A little over two years ago, I wrote a column for The Hill about how frustrated physicians were turning to alternative direct payment models of care to save the "soul" of medicine by alleviating the twin problems of too much paperwork and too little time with patients.
Although Direct Primary Care (DPC) remains controversial among physicians and health policy experts, it nevertheless has gained traction in many local communities and supporters are anxiously awaiting the fate of a national bill that further empowers the model.
Today's column picks up where my DPC column left off, again looking at some of the problems physicians are facing in the current landscape of healthcare delivery. This time, I focus on a larger and more prevalent problem: the alarming rate of burnout and dissatisfaction among physicians.
Physician burnout has increased by 25 percent in just four years. A recently released survey by Medscape asked over 14,000 physicians from over 30 specialties about "burnout," a condition defined as a loss of enthusiasm for work, feelings of cynicism and a low sense of personal accomplishment. In the 2017 Medscape report, 51 percent of all physicians reported experiencing burnout, up from 40 percent in 2013.
The main causes reported were "too many bureaucratic tasks" and "spending too many hours at work." These two factors ranked highest among both male and female physicians and were consistent with the findings in the preceding two surveys from Medscape.
To be sure, the additional documentation required by the growing number of productivity and quality measures directed at physicians from public and private payers has taken its toll. A study last year in the journal Health Affairs found that physicians and their staff spent over 15 hours per week complying with quality reporting requirements at an annual cost of over $15 billion. Another recent study funded by the American Medical Association (AMA) and reported in the Annals of Internal Medicine found that for every hour a physician spends with patients, an additional two hours are consumed completing administrative tasks related to the visit.
All this time away from direct patient care has a human price, as alluded to in an article in the Journal of Family Medicine in which the authors purported that the increasingly burdensome regulatory requirements of electronic data entry were "playing a role in dehumanizing our profession."
While these kinds of ever-increasing duties may be necessary to demonstrate improved processes and outcomes with regard to screening for cancer, diabetes, and other conditions, it nonetheless translates into high personal and economic costs for physicians.
Why should we care about unhappy doctors? It turns out that physicians' reduced well-being and satisfaction may lead to diminished physician concentration, effort, empathy and professionalism.
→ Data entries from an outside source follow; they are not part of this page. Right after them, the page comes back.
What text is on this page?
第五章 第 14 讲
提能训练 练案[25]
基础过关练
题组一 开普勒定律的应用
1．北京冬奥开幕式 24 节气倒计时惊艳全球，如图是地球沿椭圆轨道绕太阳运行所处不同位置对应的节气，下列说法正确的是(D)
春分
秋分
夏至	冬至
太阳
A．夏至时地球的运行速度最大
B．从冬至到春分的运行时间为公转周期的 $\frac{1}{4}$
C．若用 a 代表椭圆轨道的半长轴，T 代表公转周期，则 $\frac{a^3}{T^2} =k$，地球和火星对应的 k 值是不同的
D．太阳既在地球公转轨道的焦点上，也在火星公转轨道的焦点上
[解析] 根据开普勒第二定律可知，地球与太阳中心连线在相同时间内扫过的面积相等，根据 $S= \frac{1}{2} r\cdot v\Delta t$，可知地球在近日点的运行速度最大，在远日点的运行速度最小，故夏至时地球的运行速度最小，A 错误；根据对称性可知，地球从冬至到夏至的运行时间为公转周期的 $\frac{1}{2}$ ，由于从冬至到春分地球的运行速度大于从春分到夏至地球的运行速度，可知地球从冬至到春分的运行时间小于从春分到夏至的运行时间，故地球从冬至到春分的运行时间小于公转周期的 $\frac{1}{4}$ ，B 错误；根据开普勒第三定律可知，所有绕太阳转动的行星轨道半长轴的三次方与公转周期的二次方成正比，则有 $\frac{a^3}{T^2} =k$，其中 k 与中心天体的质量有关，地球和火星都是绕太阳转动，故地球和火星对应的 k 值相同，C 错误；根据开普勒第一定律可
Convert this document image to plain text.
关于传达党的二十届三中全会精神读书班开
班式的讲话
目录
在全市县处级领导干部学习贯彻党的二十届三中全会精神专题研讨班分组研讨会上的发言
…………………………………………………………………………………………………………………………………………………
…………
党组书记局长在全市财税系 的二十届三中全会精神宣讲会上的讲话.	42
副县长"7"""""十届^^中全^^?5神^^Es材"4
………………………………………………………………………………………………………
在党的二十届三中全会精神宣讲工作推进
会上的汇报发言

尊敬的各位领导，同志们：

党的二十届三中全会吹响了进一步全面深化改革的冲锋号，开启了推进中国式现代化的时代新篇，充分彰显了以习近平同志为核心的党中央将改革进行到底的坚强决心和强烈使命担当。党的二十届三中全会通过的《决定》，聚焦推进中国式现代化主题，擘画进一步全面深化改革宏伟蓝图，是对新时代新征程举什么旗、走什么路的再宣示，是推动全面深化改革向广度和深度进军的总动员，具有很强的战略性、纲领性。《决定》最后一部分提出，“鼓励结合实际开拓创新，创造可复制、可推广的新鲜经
Such behavior, in turn, could foster misdiagnoses and other medical errors and suboptimal care.
Studies suggest, and it just makes good sense, that when patients feel connected to their physicians in a shared decision-making relationship, they are more likely to follow their physician's recommendations and have higher levels of satisfaction.
Yet, despite the growing knowledge of the discontent among physicians, there is little belief among those in the trenches that the problem is being taken seriously or that anything is being done to address the problem.
When asked recently in a New England Journal of Medicine Catalyst survey about how their organization is addressing the issue of physician burnout, many of the respondents replied "nothing," "not enough," "paying lip service" or "talking about the problem in committees but no action plan yet." This perceived lack of attention to the problem only fuels the feelings of exhaustion and hopelessness among physicians experiencing stress and often drives them to reduce work hours.
Burnout is a serious threat to physician well-being and patient care. Of the physicians in the Medscape 2017 survey who did not report burnout, 59 percent stated they had great satisfaction with their work compared to only 7 percent of their despairing colleagues, a disturbing finding.
What creates job satisfaction for physicians? An AMA study conducted with RAND Corp. concluded that some of the key drivers of physician satisfaction include having greater control over the pace and content of clinical work and working in an environment that fosters fairness and respect.
Trying to restore these attributes within clinical practice and healthcare organizations would be a good place to begin to heal doctors in distress.
We cannot solve the problem of physician burnout by simply reducing quality improvement reporting requirements or by getting rid of the demands of the electronic health record (EHR). Instead, a good first step would be to adopt a defined set of core quality metrics like the ones that that the National Academy of Medicine recently recommended. This would reduce the burden of complying with competing sets of quality measures and free up more time for face-to-face interactions between doctors and their patients.
Refocusing attention on physician well-being alongside improvements in high quality healthcare is good medicine for everyone.
Carolyn Long Engelhard is the director of the Health Policy Program at the University of Virginia School of Medicine's Department of Public Health Sciences.
The views of contributors are their own and not the views of The Hill.